Having gained prominence in the policy debate, these issues elicited a 10-Year Master Plan, crafted by the Ministry of Business, Enterprise and Cooperatives. The government, by turning to entrepreneurs to support future growth, hopes to transform the SME sector into a powerful propeller of the economy. In response to the challenges outlined, the Master Plan devises concrete measures that might just be the ‘game-changing’ formula it aspires to be.
Access to financing
Mauritian’s most common financing options remain traditional debt instruments (family loans, bank loans, overdrafts and credit lines) and asset-based financing (leasing and factoring). Yet, when seeking these options, SMEs face stringent conditions compared to bigger companies. The Master Plan’s strategy aims to tackle the issue at the root, at the start-up or development phase:
- Encourage alternative financing by amending the current framework to allow online platforms for equity crowdfunding and peer-to-peer lending
- Provide tax incentives to Angel Investors and, potentially, partial protection against loss. Angel Investors, beyond monetary investment, add as much value from mentoring budding entrepreneurs.

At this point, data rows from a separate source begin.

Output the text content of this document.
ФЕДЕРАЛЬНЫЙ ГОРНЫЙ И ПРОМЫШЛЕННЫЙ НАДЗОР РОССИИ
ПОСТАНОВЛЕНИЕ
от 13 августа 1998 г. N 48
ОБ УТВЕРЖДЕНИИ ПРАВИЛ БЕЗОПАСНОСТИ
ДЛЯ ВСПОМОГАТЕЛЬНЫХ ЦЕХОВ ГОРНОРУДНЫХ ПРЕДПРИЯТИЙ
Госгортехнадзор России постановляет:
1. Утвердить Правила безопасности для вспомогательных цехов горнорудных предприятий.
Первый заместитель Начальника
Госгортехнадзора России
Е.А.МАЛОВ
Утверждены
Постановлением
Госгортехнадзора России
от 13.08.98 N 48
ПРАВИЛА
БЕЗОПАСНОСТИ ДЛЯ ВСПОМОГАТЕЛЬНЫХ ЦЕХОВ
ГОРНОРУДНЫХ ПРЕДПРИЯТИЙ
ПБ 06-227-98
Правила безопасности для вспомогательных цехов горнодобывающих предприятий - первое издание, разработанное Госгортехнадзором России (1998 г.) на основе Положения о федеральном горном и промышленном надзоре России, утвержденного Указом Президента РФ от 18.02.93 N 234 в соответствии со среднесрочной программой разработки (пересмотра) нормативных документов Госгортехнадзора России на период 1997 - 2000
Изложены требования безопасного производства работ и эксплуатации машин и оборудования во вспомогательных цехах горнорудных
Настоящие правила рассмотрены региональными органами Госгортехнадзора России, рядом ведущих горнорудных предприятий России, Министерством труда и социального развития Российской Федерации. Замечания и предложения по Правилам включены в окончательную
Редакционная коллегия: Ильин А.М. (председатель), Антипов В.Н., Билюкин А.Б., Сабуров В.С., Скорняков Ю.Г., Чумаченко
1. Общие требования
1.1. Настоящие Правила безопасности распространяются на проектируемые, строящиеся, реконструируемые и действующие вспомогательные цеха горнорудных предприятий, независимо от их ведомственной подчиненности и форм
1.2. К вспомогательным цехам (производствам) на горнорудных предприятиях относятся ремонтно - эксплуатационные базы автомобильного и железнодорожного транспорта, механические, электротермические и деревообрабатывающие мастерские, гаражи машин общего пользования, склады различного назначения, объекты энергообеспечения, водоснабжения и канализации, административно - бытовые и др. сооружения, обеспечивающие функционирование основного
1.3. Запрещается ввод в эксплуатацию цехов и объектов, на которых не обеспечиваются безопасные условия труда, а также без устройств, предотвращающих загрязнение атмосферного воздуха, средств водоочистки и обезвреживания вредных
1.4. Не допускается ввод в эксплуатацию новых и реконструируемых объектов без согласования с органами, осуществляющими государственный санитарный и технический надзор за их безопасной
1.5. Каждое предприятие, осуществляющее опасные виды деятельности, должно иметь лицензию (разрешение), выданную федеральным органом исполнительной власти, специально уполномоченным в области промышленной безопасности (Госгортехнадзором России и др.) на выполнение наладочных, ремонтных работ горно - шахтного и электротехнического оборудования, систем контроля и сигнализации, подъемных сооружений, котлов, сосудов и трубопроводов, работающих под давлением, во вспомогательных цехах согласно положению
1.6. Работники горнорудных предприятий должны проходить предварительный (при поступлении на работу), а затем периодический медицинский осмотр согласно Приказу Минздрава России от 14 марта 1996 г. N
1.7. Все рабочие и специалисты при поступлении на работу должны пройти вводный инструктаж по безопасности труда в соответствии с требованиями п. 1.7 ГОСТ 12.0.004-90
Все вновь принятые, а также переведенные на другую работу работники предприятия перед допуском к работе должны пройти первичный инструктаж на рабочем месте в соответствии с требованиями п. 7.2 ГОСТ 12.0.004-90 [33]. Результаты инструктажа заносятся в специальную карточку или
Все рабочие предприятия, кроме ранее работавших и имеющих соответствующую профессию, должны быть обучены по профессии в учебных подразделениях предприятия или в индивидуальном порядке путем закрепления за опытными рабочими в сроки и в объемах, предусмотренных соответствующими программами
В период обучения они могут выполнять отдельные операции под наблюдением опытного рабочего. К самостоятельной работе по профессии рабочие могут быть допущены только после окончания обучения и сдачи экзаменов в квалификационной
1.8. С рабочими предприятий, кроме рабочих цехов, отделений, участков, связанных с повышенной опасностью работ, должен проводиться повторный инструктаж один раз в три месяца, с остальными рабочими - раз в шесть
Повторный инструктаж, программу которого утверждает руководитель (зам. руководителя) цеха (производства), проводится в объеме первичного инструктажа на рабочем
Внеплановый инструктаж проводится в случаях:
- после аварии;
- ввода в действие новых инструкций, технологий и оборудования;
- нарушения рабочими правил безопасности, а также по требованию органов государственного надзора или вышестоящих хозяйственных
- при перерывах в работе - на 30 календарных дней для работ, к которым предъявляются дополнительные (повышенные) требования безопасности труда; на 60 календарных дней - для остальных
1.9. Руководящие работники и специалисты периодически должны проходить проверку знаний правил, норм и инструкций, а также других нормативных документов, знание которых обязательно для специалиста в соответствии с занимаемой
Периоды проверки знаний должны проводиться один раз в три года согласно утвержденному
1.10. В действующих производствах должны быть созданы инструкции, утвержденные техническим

Organisational development and training
SMEs, being deeply rooted in the local ecosystem, often lack entrepreneurship acumen and formal training in matters like bookkeeping, how to secure a bank loan or even customer service. Tailored skills training is key in bolstering entrepreneurship and ensuring business viability over time. The Master Plan resolutely seeks to foster an attitude of entrepreneurship and reinforce the human capital:
- Make entrepreneurship mainstream in secondary and tertiary education by emphasizing personal development – not as a mere add-on, but as a compelling prerequisite – and making three to nine-month internships mandatory for university students.
- Institute the Global Entrepreneurship Week, where students and graduates connect with entrepreneurs, mentors and potential investors. Successful entrepreneurs can showcase their ventures and in, turn, encourage young people to follow suit.
- Set up incubators, which offer start-ups a shared operation space for a more collaborative work environment with networking and funding opportunities.
Access to technology
Daunted by diseconomies of scale and an inability to distinguish themselves from their larger competitors, SMEs can only foster innovation by appropriating technologies which, more often than not, are associated to risks and costs that many cannot bear. The Master Plan acknowledge this gap and brings forward solutions to create high-tech SMEs:
- Optimize the Intellectual Property framework (cost, procedures and time) to enable SMEs to protect their creations and intellectual rights, which is vital in an increasingly knowledge-based economy.
- Encourage technology transfer through a structured network including MNCs, universities and technology institutes and grant fiscal advantages (a waiver of up to 25% of taxes) to MNCs that cooperate
And while these measures only scratch the surface of what the Master Plan outlines, they represent great strides in Mauritius’ relentless pursuit of joining the league of high-income countries by 2030.